Há quem tenha este livro por um dos melhores de Verne, embora um tanto fora da sua veia habitual. Esta adaptação – teve uma dúzia delas para cinema e para televisão – foi uma daquelas coproduções que normalmente não auguram nada de bom: é um filme italo-franco-germano-jugoslavo, filmado na Jugoslávia com um elenco e uma ficha técnica que espelham essa misturada original. Os principais intérpretes são o alemão Curd Jurgens, durante certo tempo um dos mais conhecidos e pesadões galãs do cinema europeu, e a francesa Geneviève Page. Também entrava Sylva Koscina. O filme – mais um cinemascópio como foi obrigatório nos anos 50 para qualquer filme com ambições de grande espetáculo – era, tanto quanto me lembro, uma decente versão cinematográfica das aventuras do ‘correio do czar’ imaginado por Júlio Verne, um romance de aventuras por uma vez sem aspetos científicos (a não ser a explicação para que uma lâmina em brasa aplicada aos olhos do protagonista não o deixe cego – salva-o uma “furtiva lágrima”). Foi dirigido, na última fase da sua longa carreira, por Carmine Gallone, um realizador italiano (também ele uma coprodução, de pai italiano e mãe francesa) que começara no cinema mudo (realizou em 1926 a mais grandiosa das respostas italianas às superproduções americanas: “Os últimos dias de Pompeia”).

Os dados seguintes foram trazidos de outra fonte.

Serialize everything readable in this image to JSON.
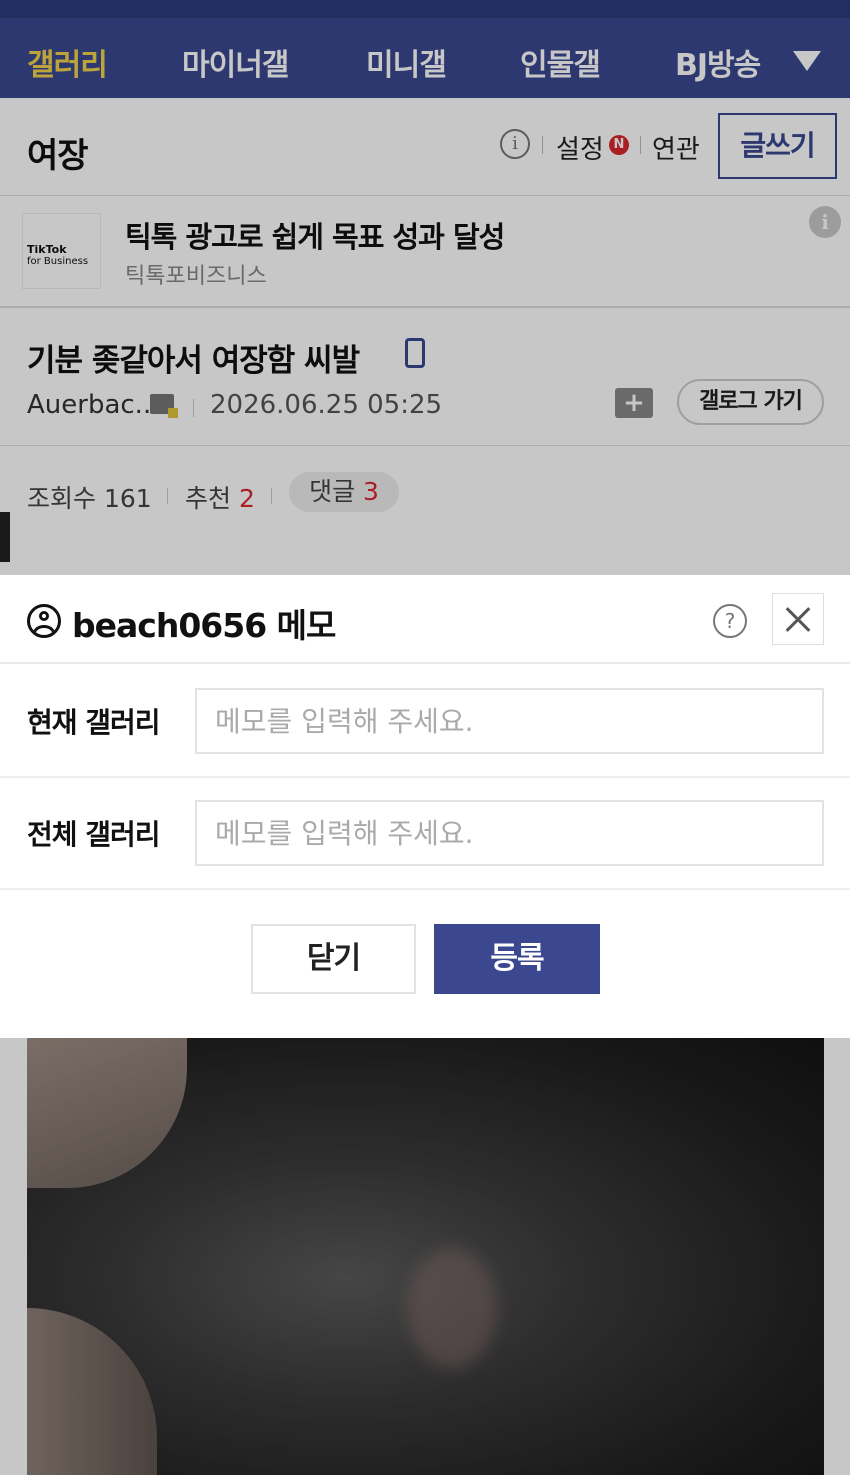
{
  "colors": {
    "nav_bg": "#3b4890",
    "active_nav": "#f3d34a",
    "accent_red": "#d9282f"
  },
  "nav": {
    "items": [
      "갤러리",
      "마이너갤",
      "미니갤",
      "인물갤",
      "BJ방송"
    ],
    "dropdown_icon": "triangle-down-icon"
  },
  "gallery": {
    "title": "여장",
    "info_label": "i",
    "settings_label": "설정",
    "settings_badge": "N",
    "related_label": "연관",
    "write_label": "글쓰기"
  },
  "ad": {
    "logo_line1": "TikTok",
    "logo_line2": "for Business",
    "title": "틱톡 광고로 쉽게 목표 성과 달성",
    "advertiser": "틱톡포비즈니스",
    "info_label": "i"
  },
  "post": {
    "title": "기분 좆같아서 여장함 씨발",
    "author": "Auerbac..",
    "date": "2026.06.25 05:25",
    "folder_plus": "+",
    "gallogue_button": "갤로그 가기"
  },
  "stats": {
    "views_label": "조회수",
    "views": "161",
    "recommend_label": "추천",
    "recommend": "2",
    "comments_label": "댓글",
    "comments": "3"
  },
  "memo": {
    "title": "beach0656 메모",
    "help_label": "?",
    "current_gallery_label": "현재 갤러리",
    "current_gallery_value": "",
    "all_gallery_label": "전체 갤러리",
    "all_gallery_value": "",
    "placeholder": "메모를 입력해 주세요.",
    "close_button": "닫기",
    "register_button": "등록"
  }
}
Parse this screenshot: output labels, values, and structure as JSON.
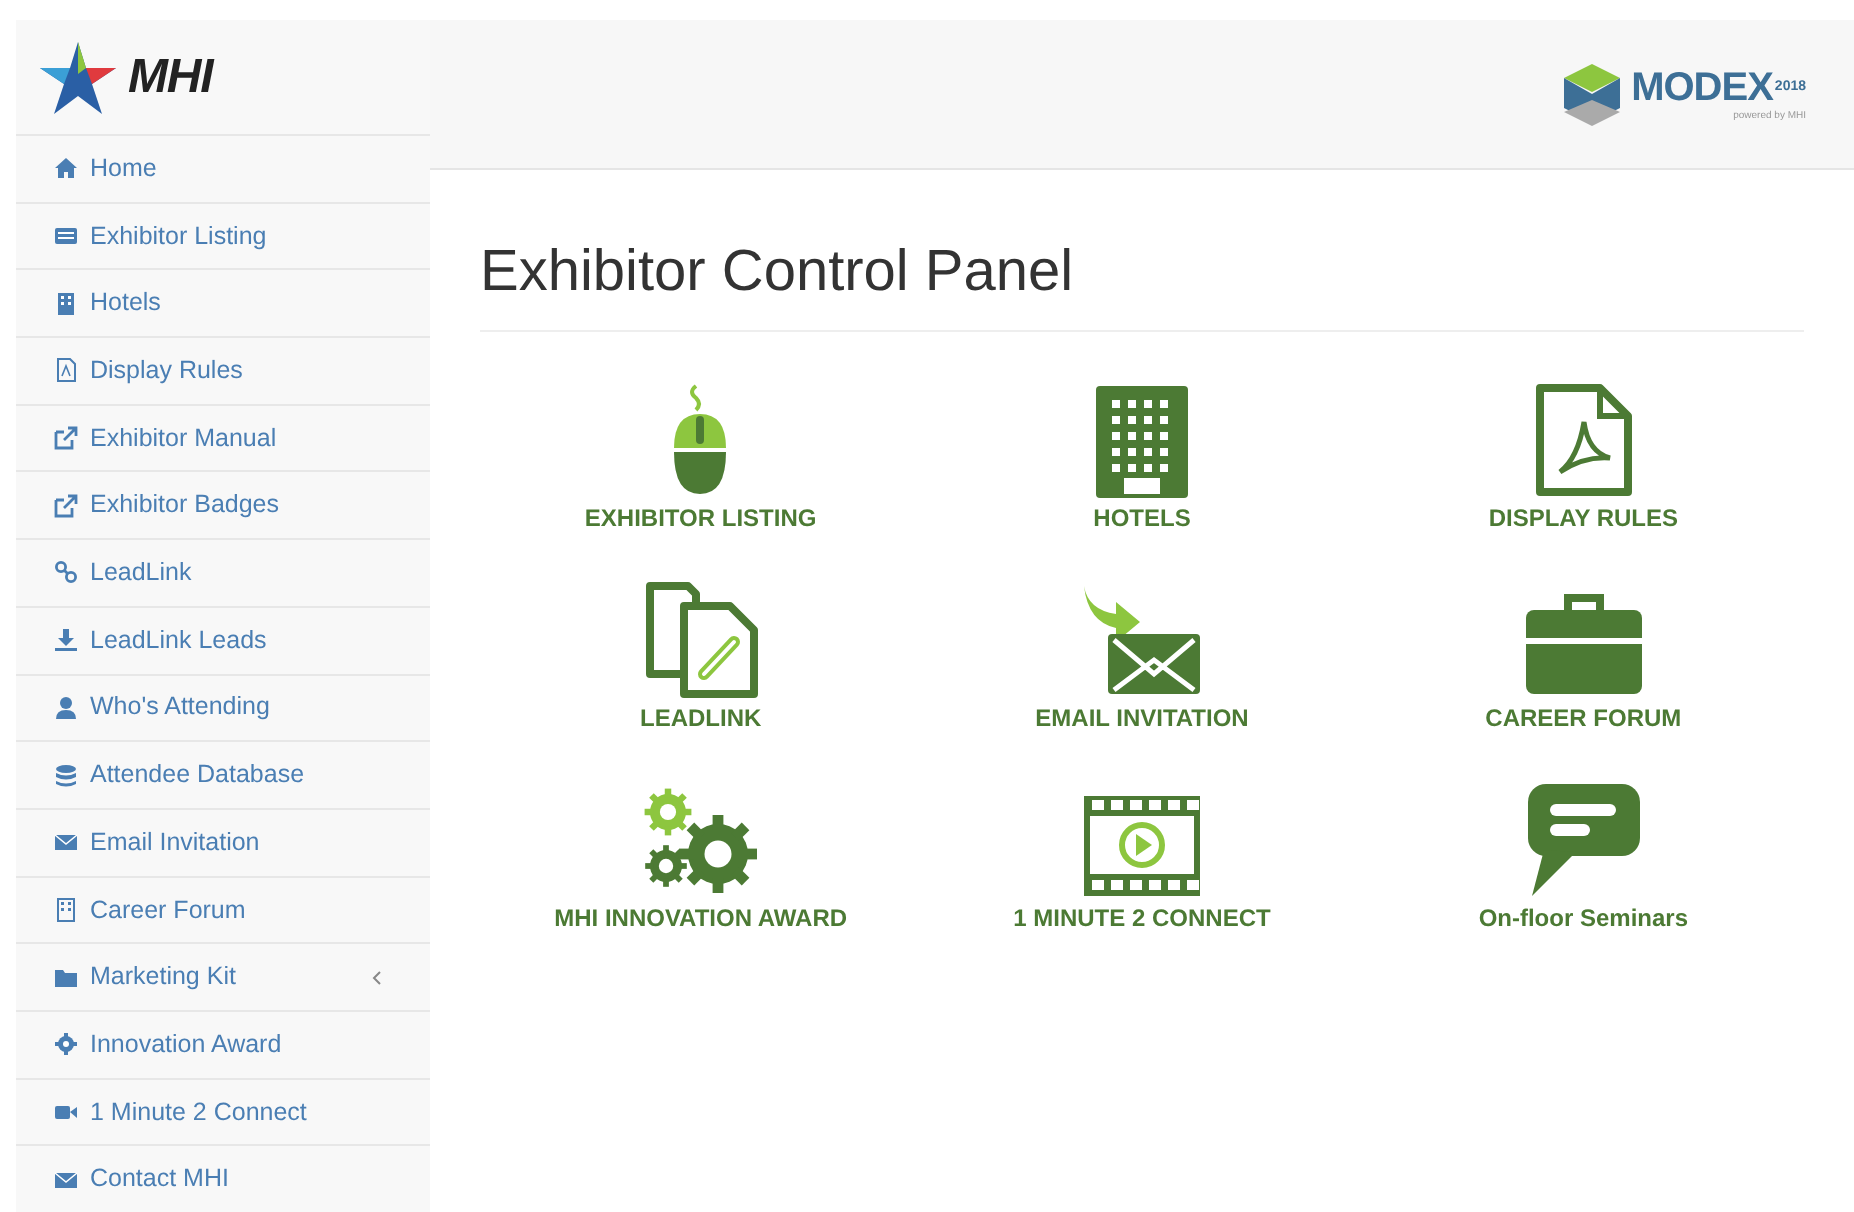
{
  "logo": {
    "text": "MHI"
  },
  "brand": {
    "name": "MODEX",
    "year": "2018",
    "tagline": "powered by MHI"
  },
  "sidebar": {
    "items": [
      {
        "label": "Home",
        "has_submenu": false
      },
      {
        "label": "Exhibitor Listing",
        "has_submenu": false
      },
      {
        "label": "Hotels",
        "has_submenu": false
      },
      {
        "label": "Display Rules",
        "has_submenu": false
      },
      {
        "label": "Exhibitor Manual",
        "has_submenu": false
      },
      {
        "label": "Exhibitor Badges",
        "has_submenu": false
      },
      {
        "label": "LeadLink",
        "has_submenu": false
      },
      {
        "label": "LeadLink Leads",
        "has_submenu": false
      },
      {
        "label": "Who's Attending",
        "has_submenu": false
      },
      {
        "label": "Attendee Database",
        "has_submenu": false
      },
      {
        "label": "Email Invitation",
        "has_submenu": false
      },
      {
        "label": "Career Forum",
        "has_submenu": false
      },
      {
        "label": "Marketing Kit",
        "has_submenu": true
      },
      {
        "label": "Innovation Award",
        "has_submenu": false
      },
      {
        "label": "1 Minute 2 Connect",
        "has_submenu": false
      },
      {
        "label": "Contact MHI",
        "has_submenu": false
      }
    ]
  },
  "page": {
    "title": "Exhibitor Control Panel",
    "tiles": [
      {
        "label": "EXHIBITOR LISTING"
      },
      {
        "label": "HOTELS"
      },
      {
        "label": "DISPLAY RULES"
      },
      {
        "label": "LEADLINK"
      },
      {
        "label": "EMAIL INVITATION"
      },
      {
        "label": "CAREER FORUM"
      },
      {
        "label": "MHI INNOVATION AWARD"
      },
      {
        "label": "1 MINUTE 2 CONNECT"
      },
      {
        "label": "On-floor Seminars"
      }
    ]
  }
}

“Atribulações de um Chinês na China” (1965)

O realizador Philippe de Broca não é muito lembrado hoje em dia. Introduzido no cinema por Claude Chabrol, era de uma família ‘bem’ e pode dizer-se telegraficamente que estava a meio caminho entre a nouvelle vague e os “hussardos”, sem verdadeiramente ser uma coisa nem outra. À época deste filme, Philippe de Broca e Jean-Paul Belmondo estavam no auge da popularidade em França. O primeiro dos seis filmes que fizeram juntos fora o filme de capa-e-espada Cartouche, um grande êxito de público que lançou o realizador comercialmente. Juntaram-se também noutro dos maiores êxitos do cinema francês, “O homem do Rio”, uma paródia dos filmes de ação, e de novo para esta adaptação de um dos romances de Júlio Verne que – como A volta ao mundo em oitenta dias – são mais do que qualquer outra coisa romances de humor. O riso que hoje pode suscitar esta adaptação das “Atribulações” é muitas vezes, no entanto, forçado e – sem jogo de palavras – um tanto amarelo.